Technical Report: Optimistic Execution in Key-Value Store
(1805.11453)Abstract
Limitations of the CAP theorem imply that if availability is desired in the presence of network partitions, one must sacrifice sequential consistency, a consistency model that is more natural for system design. We focus on the problem of what a designer should do if he/she has an algorithm that works correctly with sequential consistency but is faced with an underlying key-value store that provides a weaker (e.g., eventual or causal) consistency. We propose a detect-rollback based approach: The designer identifies a correctness predicate, say $P$, and continues to run the protocol, as our system monitors $P$. If $P$ is violated (because the underlying key-value store provides a weaker consistency), the system rolls back and resumes the computation at a state where $P$ holds.

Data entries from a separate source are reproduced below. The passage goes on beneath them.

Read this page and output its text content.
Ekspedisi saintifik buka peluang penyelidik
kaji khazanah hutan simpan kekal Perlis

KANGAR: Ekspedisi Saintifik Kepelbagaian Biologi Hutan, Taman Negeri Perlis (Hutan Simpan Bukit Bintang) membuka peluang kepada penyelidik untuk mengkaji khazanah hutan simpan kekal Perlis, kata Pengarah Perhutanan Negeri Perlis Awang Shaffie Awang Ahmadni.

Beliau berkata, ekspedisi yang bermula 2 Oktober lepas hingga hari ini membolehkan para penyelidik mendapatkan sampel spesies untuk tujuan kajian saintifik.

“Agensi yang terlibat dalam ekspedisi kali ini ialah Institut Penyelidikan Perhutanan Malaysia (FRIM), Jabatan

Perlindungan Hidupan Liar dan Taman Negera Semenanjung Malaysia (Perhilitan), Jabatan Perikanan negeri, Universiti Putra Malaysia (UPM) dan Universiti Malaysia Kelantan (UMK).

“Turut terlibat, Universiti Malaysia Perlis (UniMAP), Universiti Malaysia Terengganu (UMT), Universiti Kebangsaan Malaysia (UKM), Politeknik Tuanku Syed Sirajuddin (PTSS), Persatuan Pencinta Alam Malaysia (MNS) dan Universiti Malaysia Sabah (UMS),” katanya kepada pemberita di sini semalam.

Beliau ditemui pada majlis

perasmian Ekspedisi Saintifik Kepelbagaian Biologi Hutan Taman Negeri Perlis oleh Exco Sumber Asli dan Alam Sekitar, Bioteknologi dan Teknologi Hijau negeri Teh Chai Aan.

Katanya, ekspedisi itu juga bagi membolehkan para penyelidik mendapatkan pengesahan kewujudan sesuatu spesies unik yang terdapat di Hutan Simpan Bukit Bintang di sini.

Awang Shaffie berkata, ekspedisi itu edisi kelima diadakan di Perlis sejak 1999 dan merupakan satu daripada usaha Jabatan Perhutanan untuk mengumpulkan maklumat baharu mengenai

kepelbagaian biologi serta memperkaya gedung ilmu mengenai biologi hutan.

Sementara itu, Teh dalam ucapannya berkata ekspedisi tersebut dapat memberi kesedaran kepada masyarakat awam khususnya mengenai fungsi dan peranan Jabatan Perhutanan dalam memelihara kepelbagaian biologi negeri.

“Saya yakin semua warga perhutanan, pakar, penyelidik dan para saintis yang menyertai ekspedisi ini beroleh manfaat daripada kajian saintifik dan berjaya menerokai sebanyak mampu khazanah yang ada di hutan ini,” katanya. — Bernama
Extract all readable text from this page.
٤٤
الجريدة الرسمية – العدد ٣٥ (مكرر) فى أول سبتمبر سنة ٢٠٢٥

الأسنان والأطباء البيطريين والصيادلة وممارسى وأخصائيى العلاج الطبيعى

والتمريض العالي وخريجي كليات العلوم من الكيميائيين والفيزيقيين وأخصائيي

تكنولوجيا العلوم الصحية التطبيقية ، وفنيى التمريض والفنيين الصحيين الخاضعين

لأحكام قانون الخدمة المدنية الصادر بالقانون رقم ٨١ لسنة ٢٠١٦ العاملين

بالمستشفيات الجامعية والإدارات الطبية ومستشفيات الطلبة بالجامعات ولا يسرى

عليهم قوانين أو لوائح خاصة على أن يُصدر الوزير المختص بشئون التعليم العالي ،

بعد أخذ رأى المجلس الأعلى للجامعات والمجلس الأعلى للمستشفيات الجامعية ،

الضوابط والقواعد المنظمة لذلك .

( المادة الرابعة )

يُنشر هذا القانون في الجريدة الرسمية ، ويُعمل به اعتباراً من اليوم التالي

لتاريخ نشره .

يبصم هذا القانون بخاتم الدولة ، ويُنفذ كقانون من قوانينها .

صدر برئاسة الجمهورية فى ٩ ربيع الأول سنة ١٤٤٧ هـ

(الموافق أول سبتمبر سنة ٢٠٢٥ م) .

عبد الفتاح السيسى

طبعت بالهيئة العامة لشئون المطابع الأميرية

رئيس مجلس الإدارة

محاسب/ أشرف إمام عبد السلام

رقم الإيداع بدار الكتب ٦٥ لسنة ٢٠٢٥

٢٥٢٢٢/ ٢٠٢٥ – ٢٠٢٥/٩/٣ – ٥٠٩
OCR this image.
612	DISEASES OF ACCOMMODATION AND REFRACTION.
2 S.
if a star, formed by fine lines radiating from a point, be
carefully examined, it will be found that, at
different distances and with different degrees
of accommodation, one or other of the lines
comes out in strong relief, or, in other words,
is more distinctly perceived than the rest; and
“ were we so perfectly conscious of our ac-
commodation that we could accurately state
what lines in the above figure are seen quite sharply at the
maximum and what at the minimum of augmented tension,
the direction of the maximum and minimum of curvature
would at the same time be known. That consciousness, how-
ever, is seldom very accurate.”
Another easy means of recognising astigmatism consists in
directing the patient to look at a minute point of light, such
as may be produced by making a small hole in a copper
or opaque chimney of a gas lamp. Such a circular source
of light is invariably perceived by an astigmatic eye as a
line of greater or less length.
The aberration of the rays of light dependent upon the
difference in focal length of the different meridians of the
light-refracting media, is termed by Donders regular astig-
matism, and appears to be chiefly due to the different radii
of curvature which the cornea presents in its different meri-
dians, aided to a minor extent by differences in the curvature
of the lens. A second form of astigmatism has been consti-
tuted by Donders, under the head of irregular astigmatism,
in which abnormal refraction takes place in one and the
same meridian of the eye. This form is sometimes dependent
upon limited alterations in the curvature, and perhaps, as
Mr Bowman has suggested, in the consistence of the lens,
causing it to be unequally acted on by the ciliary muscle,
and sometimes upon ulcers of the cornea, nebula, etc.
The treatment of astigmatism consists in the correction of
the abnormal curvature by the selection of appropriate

We evaluate this approach with practical graph applications running on the Voldemort key-value store. Our experiments with deployment on Amazon AWS EC2 instances shows that using eventual consistency with monitoring can provide a $50-80\%$ increase in throughput when compared with sequential consistency. We also show that the overhead of the monitoring itself is low (typically less than 4\%) and the latency of detecting violations is small. In particular, more than $99.9\%$ of violations are detected in less than $50$ milliseconds in regional AWS networks, and in less than $5$ seconds in global AWS networks.